The big change here now is the expiration date referred to above for the 100% deduction. As things stand now, the percentage of bonus depreciation allowed is scheduled to be phased out as follows:

  • 2023: 80%
  • 2024: 60%
  • 2025: 40%
  • 2026: 20%
  • 2027: 0%

This is a major change coming down the pike. As you might imagine, for a deduction as popular as this has become, there is a call for Congress to repeal the phase-out or at least freeze it at some level, but as yet, the political realities are such that any efforts to get this to a vote have been without fruit. Therefore, it is important to plan as if this phaseout will stick.
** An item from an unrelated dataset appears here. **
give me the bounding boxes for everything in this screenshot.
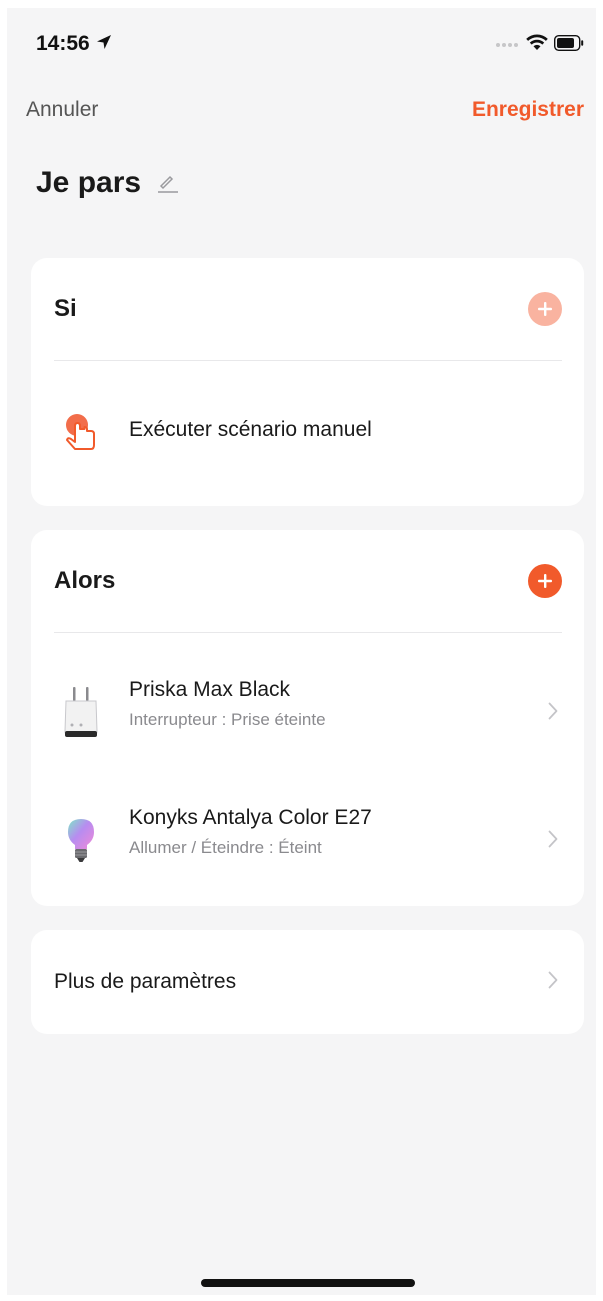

All is not lost, however, as the also popular (and non-expiring) Section 179 deduction for business is still available. Much like bonus depreciation, Section 179 creates a path for immediate expensing of fixed asset costs, albeit with more restrictions as to who may take it and with a limit on how much can be deducted. 

On a side note, many states have their own depreciation laws that are not necessarily tied to the federal law. This often results in large differences between the amount of federal and state depreciation allowed on their respective tax returns. 

Arkansas, for example, didn't adopt the federal bonus depreciation rules and for years allowed a maximum Section 179 deduction of only $25,000. However, beginning in 2022, Arkansas expanded its own Section 179 deduction, resulting in the Arkansas Section 179 deduction being raised from a maximum of $25,000 per year to $1,080,000 per year.